In case you have not yet been introduced to the User Needs model, it is a base for a content strategy where each editorial piece satisfies a certain audience need. News needs, identified by audience research, are divided into groups, each serving a distinct purpose: factual, contextual, and emotional. 

Original BBC User Needs Model

The original news needs model was introduced in 2016 by the BBC (where I was lucky enough to have been its key enforcer and evangelist). The model offered six distinct needs: Update me, Keep me on Trend, Educate me, Give me Perspective, Inspire me and Divert me.

Since then other media have developed their own User Needs models. I have collected at least 15 similar models – on international, national, regional, local as well as niche levels. User needs discussions are happening worldwide, and if your newsroom has not been exposed to the thinking, let this be a start. 

In this piece, I am sharing a few answers to the most frequent questions I get about the approach. (Seriously, though, if you have not heard about news needs before, some recommended reading for you here, here, here and here).  

Can my newsroom be effective without a user needs model? 

A short answer is no, unless you are a really dominant player covering all sorts of beats and verticals equally effectively for a dedicated, loyal audience. You don’t see that many of these types around though. Even arguably the most successful digital player of them all, the New York Times, seems to also have a nascent news needs model appearing in their latest investor deck (although it can do with some extra work, too). 

Publishers who do or have experimented with user needs models include WSJ, BuzzFeed, Vogue, The Conversation, Vox, The Atlantic, Mediahuis, DPG Media, and TRT. Some, though, preferred not to make their models public. 
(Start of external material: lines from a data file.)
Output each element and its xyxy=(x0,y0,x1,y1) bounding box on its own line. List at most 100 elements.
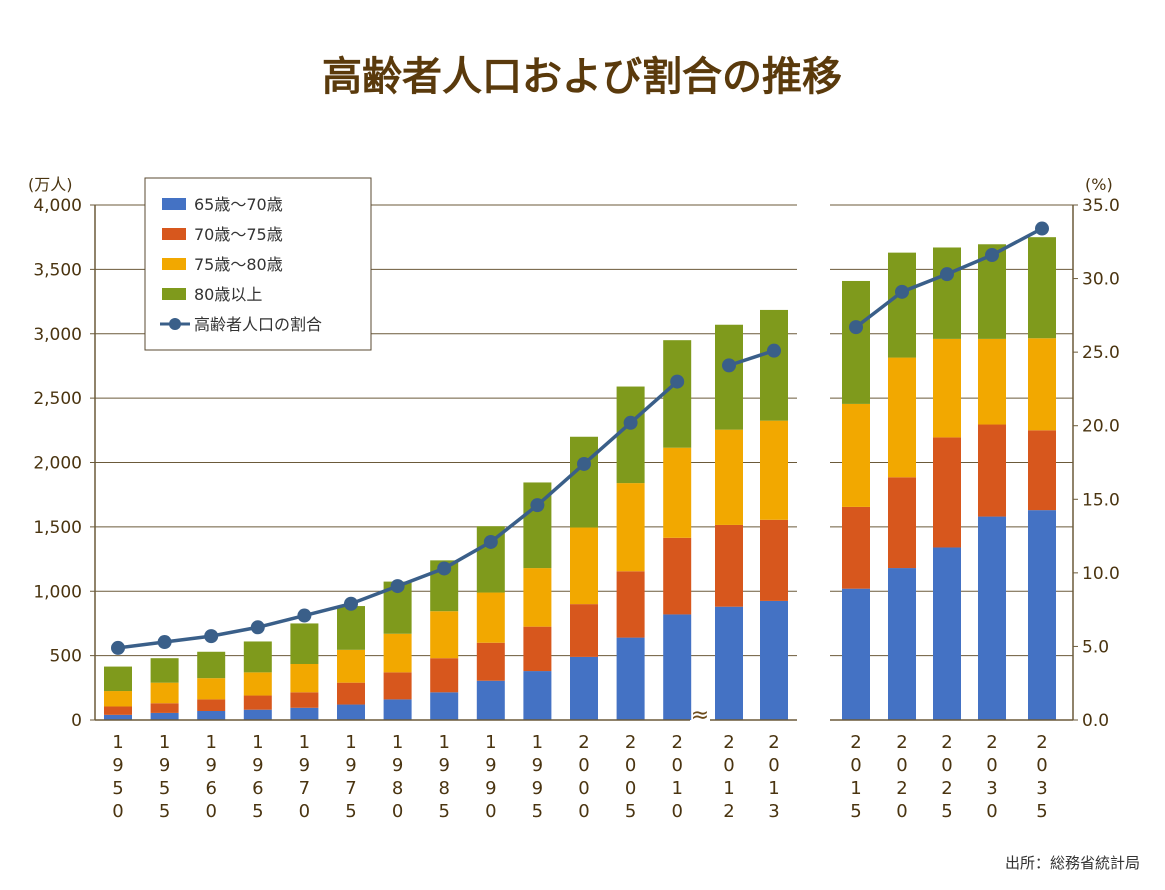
ratio-point xyxy=(204,629,219,644)
bar-segment xyxy=(978,338,1006,425)
bar-segment xyxy=(1028,430,1056,511)
y-right-tick-label: 15.0 xyxy=(1082,490,1120,510)
bar-segment xyxy=(476,680,505,720)
y-left-tick-label: 4,000 xyxy=(33,196,82,216)
bar-segment xyxy=(290,692,319,708)
ratio-point xyxy=(157,635,172,650)
ratio-point xyxy=(895,284,909,299)
bar-segment xyxy=(842,280,870,404)
ratio-point xyxy=(1035,221,1049,236)
y-left-tick-label: 500 xyxy=(50,647,82,667)
bar-segment xyxy=(570,436,598,528)
bar-segment xyxy=(715,324,743,430)
bar-segment xyxy=(570,604,598,657)
bar-segment xyxy=(197,651,226,679)
ratio-point xyxy=(670,374,685,389)
bar-segment xyxy=(888,477,916,569)
bar-segment xyxy=(150,682,179,704)
bar-segment xyxy=(570,527,598,605)
bar-segment xyxy=(760,420,788,520)
y-right-tick-label: 25.0 xyxy=(1082,343,1120,363)
bar-segment xyxy=(150,658,179,683)
ratio-line-path xyxy=(728,349,775,368)
bar-segment xyxy=(616,571,645,638)
legend-label: 65歳〜70歳 xyxy=(194,195,283,214)
x-ticks: 1 9 5 0 1 9 5 5 1 9 6 0 1 9 6 5 1 9 7 0 1 9 7 5 1 9 8 0 1 9 8 5 1 9 9 0 1 9 9 5… xyxy=(112,732,1047,822)
bar-segment xyxy=(616,483,645,572)
bar-segment xyxy=(523,671,552,720)
bar-segment xyxy=(290,707,319,720)
y-left-tick-label: 0 xyxy=(71,711,82,731)
bar-segment xyxy=(523,626,552,672)
bar-segment xyxy=(715,606,743,720)
bar-segment xyxy=(663,447,692,538)
source-note: 出所：総務省統計局 xyxy=(1005,854,1140,872)
axis-break-mark: ≈ xyxy=(691,703,709,728)
ratio-point xyxy=(623,415,638,430)
bar-segment xyxy=(104,666,132,692)
bar-segment xyxy=(430,611,459,659)
legend-swatch xyxy=(162,228,186,240)
bar-segment xyxy=(715,524,743,607)
ratio-point xyxy=(111,640,125,655)
bar-segment xyxy=(842,403,870,507)
bar-segment xyxy=(888,568,916,720)
bar-segment xyxy=(842,506,870,589)
bar-segment xyxy=(383,633,412,673)
bar-segment xyxy=(290,663,319,693)
legend-swatch xyxy=(162,258,186,270)
bar-segment xyxy=(104,691,132,707)
ratio-point xyxy=(250,620,265,635)
bar-segment xyxy=(150,712,179,720)
bar-segment xyxy=(383,672,412,700)
bar-segment xyxy=(337,682,365,705)
y-left-tick-label: 2,000 xyxy=(33,454,82,474)
bar-segment xyxy=(978,516,1006,720)
bar-segment xyxy=(197,678,226,700)
y-right-tick-label: 0.0 xyxy=(1082,711,1109,731)
bar-segment xyxy=(888,252,916,358)
ratio-point xyxy=(390,579,405,594)
legend-line-marker xyxy=(169,318,181,330)
bars xyxy=(104,237,1056,720)
bar-segment xyxy=(760,600,788,720)
bar-segment xyxy=(1028,338,1056,431)
bar-segment xyxy=(523,568,552,627)
y-right-tick-label: 10.0 xyxy=(1082,564,1120,584)
legend-label: 80歳以上 xyxy=(194,285,262,304)
bar-segment xyxy=(715,429,743,525)
bar-segment xyxy=(337,704,365,720)
y-left-tick-label: 3,000 xyxy=(33,325,82,345)
bar-segment xyxy=(616,386,645,484)
y-left-tick-label: 1,000 xyxy=(33,582,82,602)
y-left-ticks: 0 500 1,000 1,500 2,000 2,500 3,000 3,500 4,000 xyxy=(33,196,95,731)
ratio-point xyxy=(577,456,591,471)
y-right-unit: (%) xyxy=(1085,175,1113,194)
bar-segment xyxy=(663,614,692,720)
News needs strategy is central to your product-market fit – if you don’t know yourself, how can you prioritise anything properly? As Stratechery’s Ben Thompson once wrote, success on digital comes if a media is operating between the axis of ‘focus’ and ‘quality’, yet not many are. This is where we, as a sector, can learn so much more from our product colleagues, who have been user-centric from the birth of their discipline. 

Publishers who utilise the model become more effective. Those that don’t tend to drift and produce a lot of content that goes straight into a (digital) wastebasket. I wrote recently here about the effects a user needs model has had on one of the BBC newsrooms, five years after it was introduced. 

Aren’t user needs directly correlated with topics?

Sometimes I hear that somehow some topics are more equal than others. For example, politics must always be about the five whys. Well, it depends on your media’s role in the market, and, crucially, your ability to play the role you claim to have. 

For example, you may call yourself a business and economy publication, but only 20% of the pieces are about the subject, while the rest is about anything but. When you start digging deeper, you realise that the Educate Me, Give Me Perspective and Inspire Me user needs are, in fact, much more effective with engaging an audience interested in economy than the traditional default option of Update Me. And this happens a lot.  

The user needs approach is never about telling journalists what to write about. Its goal is to guide newsrooms on how to write about whatever they want to write. A selection of a topic by itself is not enough, a user need always comes first, and only then you select a format. One of the best icebreaker exercises I do is to ask a newsroom to illustrate a random story of the day from a perspective of several user needs. Journalists love those exercises.   

How can I integrate a user needs model into my workflows? 

You start with creating a model – it must never come from inside a newsroom, it always comes from the audience. Go out there and talk to people as to why they consume news. Yes, there will be different cohorts wanting different things, but we already talked about focus and quality, right? In his seminal talk The Transformation, my friend Wolfgang Blau once said: “The most under appreciated resource in the media sector is not money. It’s focus.”

For user needs to work, everyone in the organisation – including Editorial, Audience, Social, Product and Senior Leadership teams – must share the same definition of them. The definitions must be clearly communicated, reinforced and made visible throughout the newsroom. Everyone must agree with the user needs and understand how they add value. I still remember flying around BBC offices around the world and being greeted by the printouts of our needs displayed across offices. 

Once your editorial team is on board, your product colleagues, with user insights help, will see trends you’d never seen before – you’ll get new content products based on needs, and remedial action will go where it’s needed. If executed correctly, it will enable a more nuanced understanding of your audiences and what they are looking for in coverage, allowing you to build a much closer relationship with them. Remember: focus and quality – that’s all it takes.